New device provides live 3-D images from inside blood vessels

Washington: Scientists have developed a catheter-based device that provides real-time 3-D imaging from inside the heart, coronary arteries and blood vessels.

The single-chip device could better guide heart surgeons and potentially allow more of patients' clogged arteries to be cleared without major surgery, researchers said.

The device integrates ultrasound transducers with processing electronics on a single 1.4 millimetre silicon chip.

On-chip processing of signals allows data from more than a hundred elements on the device to be transmitted using just 13 tiny cables, permitting it to easily travel through circuitous blood vessels.

The forward-looking images produced by the device would provide significantly more information than existing cross-sectional ultrasound, researchers said.

Researchers have developed and tested a prototype able to provide image data at 60 frames per second, and plan next to conduct animal studies that could lead to commercialisation of the device.

"Our device will allow doctors to see the whole volume that is in front of them within a blood vessel," said F Levent Degertekin, a professor in the George W Woodruff School of Mechanical Engineering at the Georgia Institute of Technology.

"This will give cardiologists the equivalent of a flashlight so they can see blockages ahead of them in occluded arteries. It has the potential for reducing the amount of surgery that must be done to clear these vessels," Degertekin said.

"If you're a doctor, you want to see what is going on inside the arteries and inside the heart, but most of the devices being used for this today provide only cross-sectional images," Degertekin said.
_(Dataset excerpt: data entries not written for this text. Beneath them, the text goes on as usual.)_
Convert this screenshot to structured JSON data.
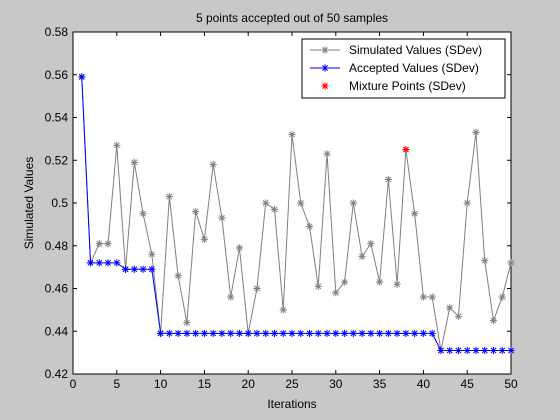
{
  "chart_data": {
    "type": "line",
    "title": "5 points accepted out of 50 samples",
    "xlabel": "Iterations",
    "ylabel": "Simulated Values",
    "xlim": [
      0,
      50
    ],
    "ylim": [
      0.42,
      0.58
    ],
    "xticks": [
      0,
      5,
      10,
      15,
      20,
      25,
      30,
      35,
      40,
      45,
      50
    ],
    "yticks": [
      0.42,
      0.44,
      0.46,
      0.48,
      0.5,
      0.52,
      0.54,
      0.56,
      0.58
    ],
    "xtick_labels": [
      "0",
      "5",
      "10",
      "15",
      "20",
      "25",
      "30",
      "35",
      "40",
      "45",
      "50"
    ],
    "ytick_labels": [
      "0.42",
      "0.44",
      "0.46",
      "0.48",
      "0.5",
      "0.52",
      "0.54",
      "0.56",
      "0.58"
    ],
    "grid": false,
    "legend_position": "top-right",
    "series": [
      {
        "name": "Simulated Values (SDev)",
        "color": "#808080",
        "marker": "asterisk",
        "x": [
          1,
          2,
          3,
          4,
          5,
          6,
          7,
          8,
          9,
          10,
          11,
          12,
          13,
          14,
          15,
          16,
          17,
          18,
          19,
          20,
          21,
          22,
          23,
          24,
          25,
          26,
          27,
          28,
          29,
          30,
          31,
          32,
          33,
          34,
          35,
          36,
          37,
          38,
          39,
          40,
          41,
          42,
          43,
          44,
          45,
          46,
          47,
          48,
          49,
          50
        ],
        "y": [
          0.559,
          0.472,
          0.481,
          0.481,
          0.527,
          0.469,
          0.519,
          0.495,
          0.476,
          0.439,
          0.503,
          0.466,
          0.444,
          0.496,
          0.483,
          0.518,
          0.493,
          0.456,
          0.479,
          0.439,
          0.46,
          0.5,
          0.497,
          0.45,
          0.532,
          0.5,
          0.489,
          0.461,
          0.523,
          0.458,
          0.463,
          0.5,
          0.475,
          0.481,
          0.463,
          0.511,
          0.462,
          0.525,
          0.495,
          0.456,
          0.456,
          0.431,
          0.451,
          0.447,
          0.5,
          0.533,
          0.473,
          0.445,
          0.456,
          0.472
        ]
      },
      {
        "name": "Accepted Values (SDev)",
        "color": "#0000ff",
        "marker": "asterisk",
        "x": [
          1,
          2,
          3,
          4,
          5,
          6,
          7,
          8,
          9,
          10,
          11,
          12,
          13,
          14,
          15,
          16,
          17,
          18,
          19,
          20,
          21,
          22,
          23,
          24,
          25,
          26,
          27,
          28,
          29,
          30,
          31,
          32,
          33,
          34,
          35,
          36,
          37,
          38,
          39,
          40,
          41,
          42,
          43,
          44,
          45,
          46,
          47,
          48,
          49,
          50
        ],
        "y": [
          0.559,
          0.472,
          0.472,
          0.472,
          0.472,
          0.469,
          0.469,
          0.469,
          0.469,
          0.439,
          0.439,
          0.439,
          0.439,
          0.439,
          0.439,
          0.439,
          0.439,
          0.439,
          0.439,
          0.439,
          0.439,
          0.439,
          0.439,
          0.439,
          0.439,
          0.439,
          0.439,
          0.439,
          0.439,
          0.439,
          0.439,
          0.439,
          0.439,
          0.439,
          0.439,
          0.439,
          0.439,
          0.439,
          0.439,
          0.439,
          0.439,
          0.431,
          0.431,
          0.431,
          0.431,
          0.431,
          0.431,
          0.431,
          0.431,
          0.431
        ]
      },
      {
        "name": "Mixture Points (SDev)",
        "color": "#ff0000",
        "marker": "asterisk",
        "x": [
          38
        ],
        "y": [
          0.525
        ]
      }
    ]
  }
}
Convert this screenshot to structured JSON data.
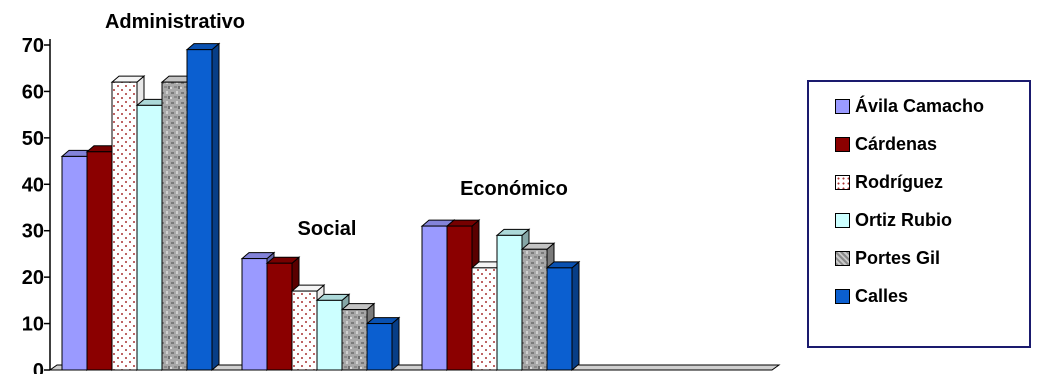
{
  "chart_data": {
    "type": "bar",
    "categories": [
      "Administrativo",
      "Social",
      "Económico"
    ],
    "series": [
      {
        "name": "Ávila Camacho",
        "values": [
          46,
          24,
          31
        ],
        "color": "#9a9aff",
        "pattern": "solid"
      },
      {
        "name": "Cárdenas",
        "values": [
          47,
          23,
          31
        ],
        "color": "#8b0000",
        "pattern": "solid"
      },
      {
        "name": "Rodríguez",
        "values": [
          62,
          17,
          22
        ],
        "color": "#ffffff",
        "pattern": "dots"
      },
      {
        "name": "Ortiz Rubio",
        "values": [
          57,
          15,
          29
        ],
        "color": "#ccffff",
        "pattern": "solid"
      },
      {
        "name": "Portes Gil",
        "values": [
          62,
          13,
          26
        ],
        "color": "#a6a6a6",
        "pattern": "granite"
      },
      {
        "name": "Calles",
        "values": [
          69,
          10,
          22
        ],
        "color": "#0b5fd0",
        "pattern": "solid"
      }
    ],
    "yticks": [
      "0",
      "10",
      "20",
      "30",
      "40",
      "50",
      "60",
      "70"
    ],
    "ylim": [
      0,
      70
    ],
    "legend_position": "right",
    "grid": false,
    "style": "3d-clustered-column"
  }
}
"If you have an artery that is totally blocked, for example, you need a system that tells you what's in front of you. You need to see the front, back and sidewalls altogether. That kind of information is basically not available at this time," Degertekin said.

Imaging devices operating within blood vessels can provide higher resolution images than devices used from outside the body because they can operate at higher frequencies.

However, operating inside blood vessels requires devices that are small and flexible enough to travel through the circulatory system. They must also operate in blood.

Doing that requires a large number of elements to transmit and receive the ultrasound information. Transmitting data from these elements to external processing equipment could require many cable connections, potentially limiting the device's ability to be threaded inside the body.

Degertekin and his colleagues addressed that challenge by miniaturising the elements and carrying out some of the processing on the probe itself, allowing them to obtain what they believe are clinically-useful images with only 13 cables.